By the time the seed is fully mature, the cells of the seed coat are dead. They completed their developmental program and were systematically dismantled during late seed maturation. What remains is a tough, chemically fortified shell that can protect the living embryo inside for months, years, or in some cases decades.
Genes That Control Integument Development
Two genes in Arabidopsis illustrate how tightly integument formation is regulated. The gene called INNER NO OUTER (INO) controls outer integument development. When INO is disrupted, the outer integument primordium forms on the wrong side of the ovule and then stops growing entirely. The gene AINTEGUMENTA (ANT) is even more fundamental: mutations in ANT affect the initiation of both integuments, resulting in ovules that are essentially naked.
These genetic studies have also informed a broader debate about where integuments came from in the first place. The most widely accepted idea, the telome theory, proposes that integuments evolved through the gradual fusion of sterile branches around an ancient megasporangium (the spore-producing structure). An alternative view, based on developmental genetics, suggests that integuments are not modified versions of pre-existing structures at all but rather novel lateral organs that arose from the meristematic tissue of the nucellus itself.

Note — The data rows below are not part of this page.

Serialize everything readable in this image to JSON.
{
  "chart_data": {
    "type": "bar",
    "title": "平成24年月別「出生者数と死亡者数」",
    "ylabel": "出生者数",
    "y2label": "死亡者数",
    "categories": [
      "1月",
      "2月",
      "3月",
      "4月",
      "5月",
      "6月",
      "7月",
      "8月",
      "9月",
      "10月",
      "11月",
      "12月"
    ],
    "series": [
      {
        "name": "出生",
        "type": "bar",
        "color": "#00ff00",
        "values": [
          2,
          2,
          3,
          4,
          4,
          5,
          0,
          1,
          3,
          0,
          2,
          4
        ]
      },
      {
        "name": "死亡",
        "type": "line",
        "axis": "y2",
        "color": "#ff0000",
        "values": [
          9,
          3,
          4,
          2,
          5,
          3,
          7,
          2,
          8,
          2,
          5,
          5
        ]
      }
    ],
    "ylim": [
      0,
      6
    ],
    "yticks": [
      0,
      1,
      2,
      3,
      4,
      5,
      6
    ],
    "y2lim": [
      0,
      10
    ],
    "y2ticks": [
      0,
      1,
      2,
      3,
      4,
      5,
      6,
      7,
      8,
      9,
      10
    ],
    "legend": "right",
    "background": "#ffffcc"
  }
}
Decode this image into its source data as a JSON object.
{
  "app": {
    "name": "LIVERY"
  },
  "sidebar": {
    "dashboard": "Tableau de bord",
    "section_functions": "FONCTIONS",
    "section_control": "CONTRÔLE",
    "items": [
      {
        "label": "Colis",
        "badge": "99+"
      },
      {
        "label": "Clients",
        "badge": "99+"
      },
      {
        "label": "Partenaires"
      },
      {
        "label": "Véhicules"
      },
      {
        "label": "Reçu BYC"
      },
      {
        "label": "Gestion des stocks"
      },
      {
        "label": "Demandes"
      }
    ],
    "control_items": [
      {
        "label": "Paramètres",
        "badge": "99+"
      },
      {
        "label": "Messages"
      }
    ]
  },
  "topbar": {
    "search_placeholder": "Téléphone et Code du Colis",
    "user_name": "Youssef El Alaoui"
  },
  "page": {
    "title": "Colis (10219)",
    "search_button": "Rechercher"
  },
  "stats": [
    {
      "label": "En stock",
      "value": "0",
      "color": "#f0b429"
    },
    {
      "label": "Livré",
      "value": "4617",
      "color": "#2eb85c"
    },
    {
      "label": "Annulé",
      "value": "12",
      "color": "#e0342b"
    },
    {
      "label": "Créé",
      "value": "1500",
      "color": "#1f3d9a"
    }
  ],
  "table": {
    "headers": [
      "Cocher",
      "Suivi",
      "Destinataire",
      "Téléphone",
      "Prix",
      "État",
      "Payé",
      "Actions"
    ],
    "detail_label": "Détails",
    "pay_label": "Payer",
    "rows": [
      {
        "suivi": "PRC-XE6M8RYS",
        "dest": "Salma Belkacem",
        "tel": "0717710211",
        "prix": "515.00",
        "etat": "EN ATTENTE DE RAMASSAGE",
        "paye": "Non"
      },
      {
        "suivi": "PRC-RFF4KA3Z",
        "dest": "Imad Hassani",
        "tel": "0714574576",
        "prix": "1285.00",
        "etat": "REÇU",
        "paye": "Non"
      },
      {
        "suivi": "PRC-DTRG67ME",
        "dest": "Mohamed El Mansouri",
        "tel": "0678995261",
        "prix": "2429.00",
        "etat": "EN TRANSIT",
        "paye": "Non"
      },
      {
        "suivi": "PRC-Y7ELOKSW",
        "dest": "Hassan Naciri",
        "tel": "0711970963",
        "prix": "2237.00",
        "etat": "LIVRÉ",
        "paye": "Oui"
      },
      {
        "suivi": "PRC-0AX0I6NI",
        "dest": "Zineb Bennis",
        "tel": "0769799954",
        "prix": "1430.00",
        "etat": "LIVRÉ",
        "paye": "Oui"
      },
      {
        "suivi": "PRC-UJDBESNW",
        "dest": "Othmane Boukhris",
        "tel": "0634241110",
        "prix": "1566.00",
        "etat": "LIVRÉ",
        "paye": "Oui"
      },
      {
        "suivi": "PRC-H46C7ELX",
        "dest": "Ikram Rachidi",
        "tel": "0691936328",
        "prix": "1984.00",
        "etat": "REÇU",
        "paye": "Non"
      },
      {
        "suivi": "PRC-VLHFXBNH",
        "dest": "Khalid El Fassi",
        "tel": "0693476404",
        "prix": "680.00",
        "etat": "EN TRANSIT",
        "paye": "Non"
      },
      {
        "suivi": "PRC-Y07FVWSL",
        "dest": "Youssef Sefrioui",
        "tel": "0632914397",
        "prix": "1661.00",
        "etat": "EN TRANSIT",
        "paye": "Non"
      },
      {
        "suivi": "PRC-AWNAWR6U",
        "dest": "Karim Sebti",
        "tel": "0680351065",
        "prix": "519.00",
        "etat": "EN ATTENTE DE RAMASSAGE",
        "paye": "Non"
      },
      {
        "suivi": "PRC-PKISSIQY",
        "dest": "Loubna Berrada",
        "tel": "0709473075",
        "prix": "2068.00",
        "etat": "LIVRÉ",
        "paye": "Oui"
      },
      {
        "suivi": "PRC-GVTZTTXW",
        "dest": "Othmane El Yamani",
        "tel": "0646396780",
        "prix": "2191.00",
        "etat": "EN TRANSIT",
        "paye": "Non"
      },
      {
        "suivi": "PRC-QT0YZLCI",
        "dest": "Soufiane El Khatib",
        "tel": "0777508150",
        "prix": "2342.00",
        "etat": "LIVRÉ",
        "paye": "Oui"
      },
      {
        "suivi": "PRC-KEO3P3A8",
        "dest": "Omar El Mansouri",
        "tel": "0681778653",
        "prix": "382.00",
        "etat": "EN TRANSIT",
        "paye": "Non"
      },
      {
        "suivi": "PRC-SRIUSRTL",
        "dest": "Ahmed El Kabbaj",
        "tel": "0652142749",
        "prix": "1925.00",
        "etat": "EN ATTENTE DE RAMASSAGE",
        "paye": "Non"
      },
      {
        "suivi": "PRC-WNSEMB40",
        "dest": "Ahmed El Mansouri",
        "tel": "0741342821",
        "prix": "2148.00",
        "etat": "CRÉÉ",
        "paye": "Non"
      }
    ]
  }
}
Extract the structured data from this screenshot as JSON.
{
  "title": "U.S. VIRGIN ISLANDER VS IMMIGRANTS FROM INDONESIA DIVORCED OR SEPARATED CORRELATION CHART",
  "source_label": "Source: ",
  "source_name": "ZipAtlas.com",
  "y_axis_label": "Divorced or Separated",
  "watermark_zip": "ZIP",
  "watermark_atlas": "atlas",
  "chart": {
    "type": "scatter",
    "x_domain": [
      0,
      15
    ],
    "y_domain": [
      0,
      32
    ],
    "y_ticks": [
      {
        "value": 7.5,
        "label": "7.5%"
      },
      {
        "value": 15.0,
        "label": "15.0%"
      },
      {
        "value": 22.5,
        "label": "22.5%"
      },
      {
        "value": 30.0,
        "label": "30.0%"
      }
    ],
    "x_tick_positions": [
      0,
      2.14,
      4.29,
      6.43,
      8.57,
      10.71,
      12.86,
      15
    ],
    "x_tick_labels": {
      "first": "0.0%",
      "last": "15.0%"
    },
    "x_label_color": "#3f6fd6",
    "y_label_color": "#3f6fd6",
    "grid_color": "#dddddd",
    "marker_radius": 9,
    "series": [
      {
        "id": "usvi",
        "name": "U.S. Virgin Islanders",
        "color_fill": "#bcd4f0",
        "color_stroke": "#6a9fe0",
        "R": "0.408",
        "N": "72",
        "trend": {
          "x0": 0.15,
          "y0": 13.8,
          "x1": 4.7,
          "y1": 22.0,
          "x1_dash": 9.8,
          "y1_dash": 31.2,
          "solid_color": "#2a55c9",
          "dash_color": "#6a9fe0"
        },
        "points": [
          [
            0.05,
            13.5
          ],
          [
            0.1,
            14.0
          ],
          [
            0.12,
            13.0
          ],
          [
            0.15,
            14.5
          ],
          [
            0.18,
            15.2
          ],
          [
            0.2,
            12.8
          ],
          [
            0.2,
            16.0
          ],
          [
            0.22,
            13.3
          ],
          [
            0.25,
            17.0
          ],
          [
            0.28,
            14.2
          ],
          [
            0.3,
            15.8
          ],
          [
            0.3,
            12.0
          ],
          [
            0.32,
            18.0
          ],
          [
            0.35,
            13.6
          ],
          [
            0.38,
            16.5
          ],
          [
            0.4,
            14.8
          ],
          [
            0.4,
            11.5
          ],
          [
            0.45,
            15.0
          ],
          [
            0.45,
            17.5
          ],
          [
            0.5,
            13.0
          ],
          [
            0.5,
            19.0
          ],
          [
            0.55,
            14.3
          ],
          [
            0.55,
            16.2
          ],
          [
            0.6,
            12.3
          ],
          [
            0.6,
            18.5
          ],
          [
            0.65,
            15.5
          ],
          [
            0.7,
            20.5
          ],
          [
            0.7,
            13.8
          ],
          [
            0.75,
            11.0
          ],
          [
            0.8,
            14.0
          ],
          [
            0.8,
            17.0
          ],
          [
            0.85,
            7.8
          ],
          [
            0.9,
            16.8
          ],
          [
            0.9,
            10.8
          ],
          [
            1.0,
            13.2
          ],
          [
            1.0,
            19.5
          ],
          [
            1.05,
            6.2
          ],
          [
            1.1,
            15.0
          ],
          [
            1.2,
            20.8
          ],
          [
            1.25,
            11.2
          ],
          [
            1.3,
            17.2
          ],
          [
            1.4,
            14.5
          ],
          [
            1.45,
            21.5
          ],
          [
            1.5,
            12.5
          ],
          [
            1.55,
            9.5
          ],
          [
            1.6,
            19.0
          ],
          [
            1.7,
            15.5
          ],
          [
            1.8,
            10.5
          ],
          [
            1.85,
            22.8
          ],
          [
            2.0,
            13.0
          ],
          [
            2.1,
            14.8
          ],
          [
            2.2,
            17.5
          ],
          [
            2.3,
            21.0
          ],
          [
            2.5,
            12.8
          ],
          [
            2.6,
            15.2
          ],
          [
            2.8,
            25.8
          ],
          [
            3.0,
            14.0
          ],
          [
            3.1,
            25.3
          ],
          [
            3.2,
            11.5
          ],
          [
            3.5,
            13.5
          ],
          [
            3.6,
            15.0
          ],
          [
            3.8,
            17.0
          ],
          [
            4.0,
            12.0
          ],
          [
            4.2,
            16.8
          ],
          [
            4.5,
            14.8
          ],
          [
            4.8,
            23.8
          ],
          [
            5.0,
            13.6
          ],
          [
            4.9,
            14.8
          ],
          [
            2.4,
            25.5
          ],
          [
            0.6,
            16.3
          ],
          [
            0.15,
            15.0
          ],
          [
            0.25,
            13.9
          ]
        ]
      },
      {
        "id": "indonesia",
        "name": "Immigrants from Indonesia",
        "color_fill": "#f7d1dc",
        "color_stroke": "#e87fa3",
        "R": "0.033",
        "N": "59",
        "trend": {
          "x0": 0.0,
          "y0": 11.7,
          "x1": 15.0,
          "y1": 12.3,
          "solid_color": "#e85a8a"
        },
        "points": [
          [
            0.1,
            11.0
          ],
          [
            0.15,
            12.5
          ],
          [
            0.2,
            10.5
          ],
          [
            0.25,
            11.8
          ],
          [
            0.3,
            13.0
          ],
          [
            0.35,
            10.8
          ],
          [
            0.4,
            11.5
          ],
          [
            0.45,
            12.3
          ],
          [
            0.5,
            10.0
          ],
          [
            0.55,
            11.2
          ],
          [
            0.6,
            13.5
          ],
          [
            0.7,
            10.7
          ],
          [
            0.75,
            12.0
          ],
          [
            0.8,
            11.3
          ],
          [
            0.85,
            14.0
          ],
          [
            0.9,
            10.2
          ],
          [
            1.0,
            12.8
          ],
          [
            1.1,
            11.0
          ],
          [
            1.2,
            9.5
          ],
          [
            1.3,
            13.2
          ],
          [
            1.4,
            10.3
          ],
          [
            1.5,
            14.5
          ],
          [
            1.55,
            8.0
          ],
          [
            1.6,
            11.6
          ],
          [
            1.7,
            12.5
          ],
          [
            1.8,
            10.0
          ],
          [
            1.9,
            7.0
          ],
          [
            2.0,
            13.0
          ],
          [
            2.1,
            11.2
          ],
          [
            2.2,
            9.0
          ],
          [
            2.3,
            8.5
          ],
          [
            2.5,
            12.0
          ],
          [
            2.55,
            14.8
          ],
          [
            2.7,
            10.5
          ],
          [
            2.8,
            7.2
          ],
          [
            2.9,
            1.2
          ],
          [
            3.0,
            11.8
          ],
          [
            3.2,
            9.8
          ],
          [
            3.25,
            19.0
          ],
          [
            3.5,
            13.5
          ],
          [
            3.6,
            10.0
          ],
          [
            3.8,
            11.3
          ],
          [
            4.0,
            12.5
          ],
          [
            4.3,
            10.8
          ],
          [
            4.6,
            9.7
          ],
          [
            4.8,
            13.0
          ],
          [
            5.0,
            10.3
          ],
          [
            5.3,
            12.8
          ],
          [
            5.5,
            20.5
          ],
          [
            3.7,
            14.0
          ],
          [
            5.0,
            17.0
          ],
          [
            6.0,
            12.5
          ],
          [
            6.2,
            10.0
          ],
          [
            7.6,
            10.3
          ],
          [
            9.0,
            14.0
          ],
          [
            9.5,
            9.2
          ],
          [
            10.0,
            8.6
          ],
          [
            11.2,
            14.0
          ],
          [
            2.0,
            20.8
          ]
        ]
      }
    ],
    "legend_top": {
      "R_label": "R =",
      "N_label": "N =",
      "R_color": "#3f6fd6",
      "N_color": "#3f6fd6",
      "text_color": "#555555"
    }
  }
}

Integument Development Before Fertilization
Integument growth begins well before pollination. During ovule development, the inner integument primordium appears first, emerging as a ring of tissue around the nucellus. The outer integument follows shortly after. In Arabidopsis, both integuments start as two-cell-layer structures. As the ovule matures through its final pre-fertilization stage, the inner integument gains a third cell layer through a round of cell division in its innermost layer. This gives the ovule its full five-layer integument architecture before the pollen tube even arrives.
This pre-fertilization growth is entirely under maternal genetic control. The integument layers are maternal tissue, genetically identical to the mother plant. It is only after fertilization that the integuments receive signals from the developing endosperm that trigger the next wave of growth and differentiation, eventually transforming them into the seed coat.